To close out, I want to talk a little bit about why I called this ‘selfish’ solidarity. It’s uncomfortable to say and to hear – right? A friend of mine suggested ‘survival solidarity’ instead. And while I like that term more in some ways, it also feels too easy. I kept ‘selfish solidarity’ because it is uncomfortable. And even when solidarity feels deeply personal, and self-interested, and has the commitment of your whole self – it should feel uncomfortable. Solidarity isn’t a destination. You don’t ever happily arrive at solidarity. We should always be asking and questioning if we’re doing the right things, supporting in the right ways.
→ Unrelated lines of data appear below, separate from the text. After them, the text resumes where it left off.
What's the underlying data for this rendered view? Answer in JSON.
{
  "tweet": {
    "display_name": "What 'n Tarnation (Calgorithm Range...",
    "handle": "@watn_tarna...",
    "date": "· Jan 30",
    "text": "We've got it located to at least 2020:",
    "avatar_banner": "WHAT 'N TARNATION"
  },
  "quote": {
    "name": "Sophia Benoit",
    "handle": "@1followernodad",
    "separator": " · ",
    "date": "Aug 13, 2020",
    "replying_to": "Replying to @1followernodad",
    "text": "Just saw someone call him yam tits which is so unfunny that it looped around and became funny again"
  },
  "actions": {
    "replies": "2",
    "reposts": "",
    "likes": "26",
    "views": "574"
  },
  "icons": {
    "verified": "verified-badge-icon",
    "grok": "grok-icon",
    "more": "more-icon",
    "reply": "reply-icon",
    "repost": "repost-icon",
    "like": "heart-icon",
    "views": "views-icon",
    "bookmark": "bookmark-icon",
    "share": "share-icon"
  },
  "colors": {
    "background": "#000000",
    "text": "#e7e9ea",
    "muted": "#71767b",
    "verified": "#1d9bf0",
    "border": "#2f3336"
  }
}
Bernice Johnson Reagon, who is often credited with being the musical soul of the Civil Rights Movement, argued that we need to recognize the difference between coalition and home. Solidarity and coalition aren’t the same, but the sentiment translates. In her piece Coalition Politics: Turning the Century, she said: “Coalition work is not work done in your home. Coalition work has to be done in the streets. And it is some of the most dangerous work you can do. And you shouldn’t look for comfort. Some people will come to a coalition and they rate the success of the coalition on whether or not they feel good when they get there. They’re not looking for a coalition; they’re looking for a home!”

I think that’s an important thing to remember as we close out – coalition is not home. Even if solidarity is selfish, coalition should be and feel uncomfortable. If solidarity, even ‘selfish solidarity’ starts to feel comfortable, that might be a sign that we’ve moved away from our goals.